March saw a varied selection of articles enter the Top 10 Most Read. In the top spot, and receiving quite a bit of attention on social media, is a randomised trial by Khaw et al looking at coconut oil, olive oil and butter as dietary fats and the changes in blood lipid profile, weight, fat distribution and metabolic markers after four weeks consumption in healthy men and women in the general population. Their findings, while not changing current dietary recommendations, highlight the need for further elucidation of the more nuanced relationships between different dietary fats and health.
At number two, a secondary analysis of health check-up data examines the relationships between eating speed and obesity in patients with diabetes. Feldman et al, reaching number three this month, conduct a cross-sectional study investigating the declaration of conflicts of interest by clinicians to NHS employers. Finding that recording of employees’ conflicts of interest by NHS trusts is poor, the authors recommend a national template for reporting conflicts of interest modelled on the US ‘Sunshine Act’.
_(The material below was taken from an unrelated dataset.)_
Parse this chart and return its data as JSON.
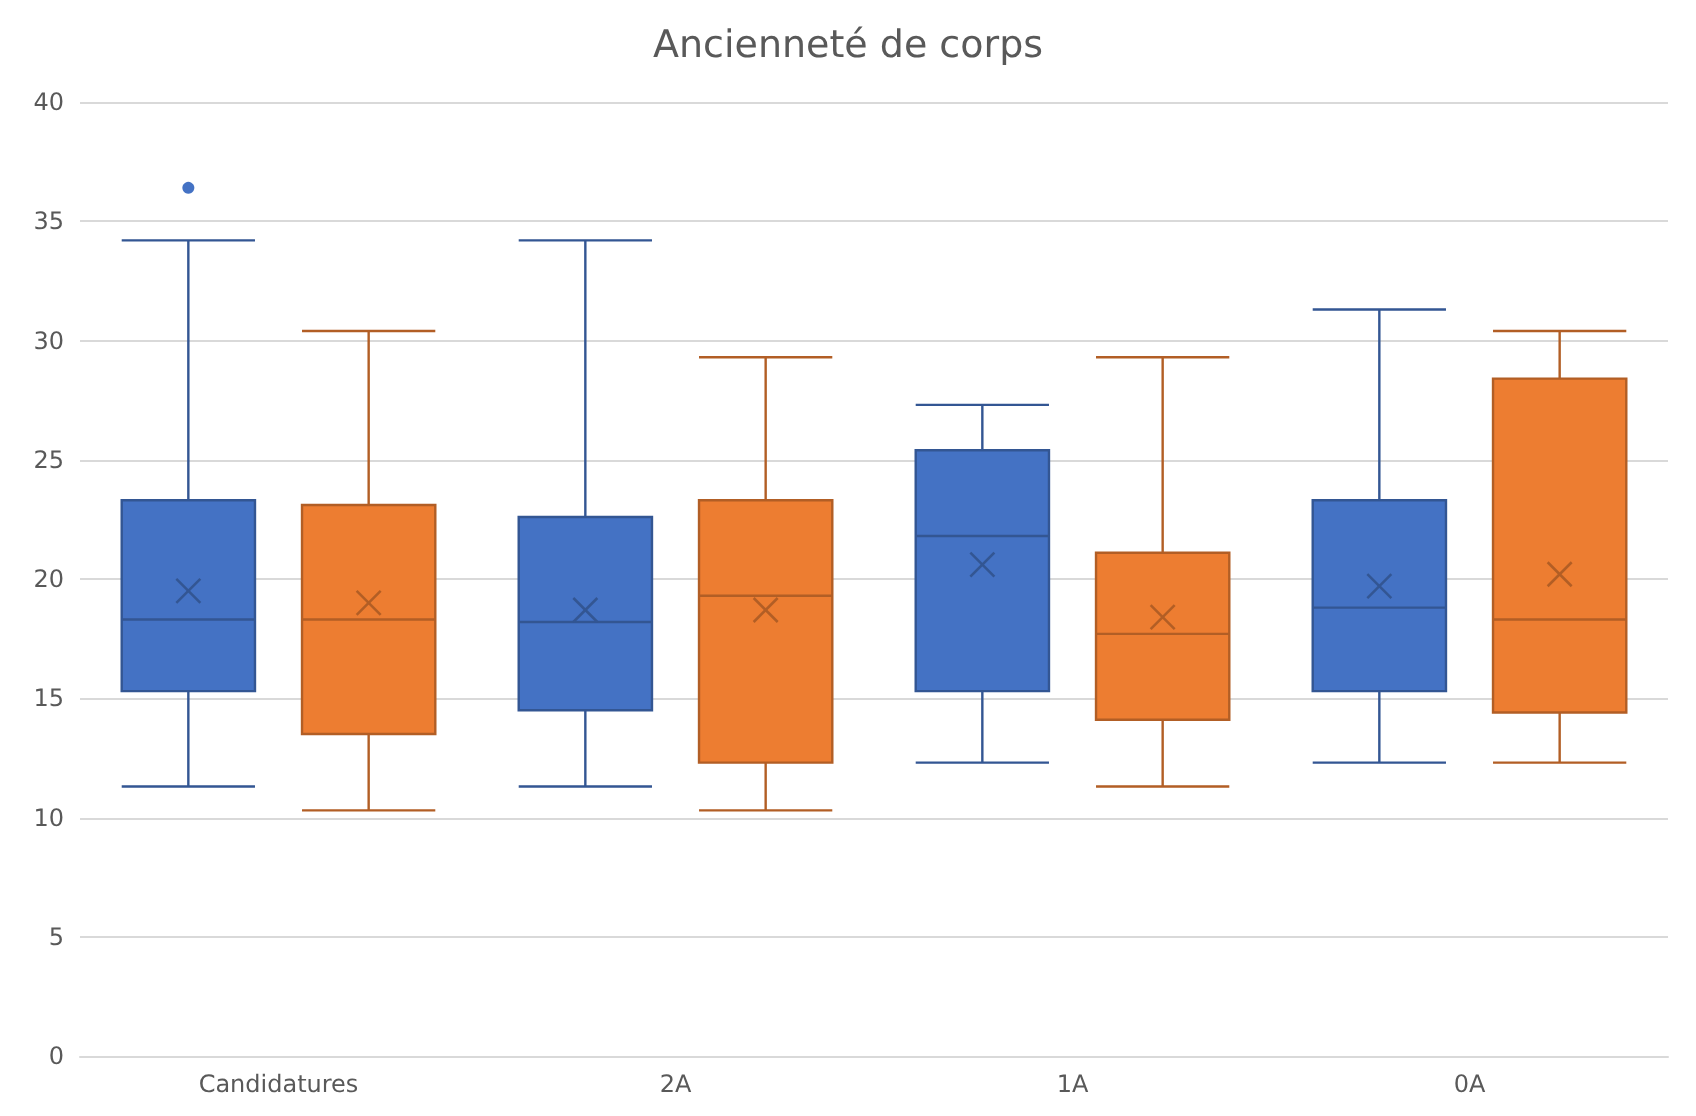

Sartorius et al present a systematic review and meta-analysis testing the assocation between high carbohydrate intake and obesity at number six, while at number eight van Der Werf et al find that GPs additionally trained in integrative or complementary medicine have lower antibiotic prescribing rates than those that do not. Finally, at number ten, Mortensen et al study the impact of a midwife-led continuity model to improve maternal services in a low-resource setting.
Most read figures are based on pdf downloads and full text views. Abstract views are excluded.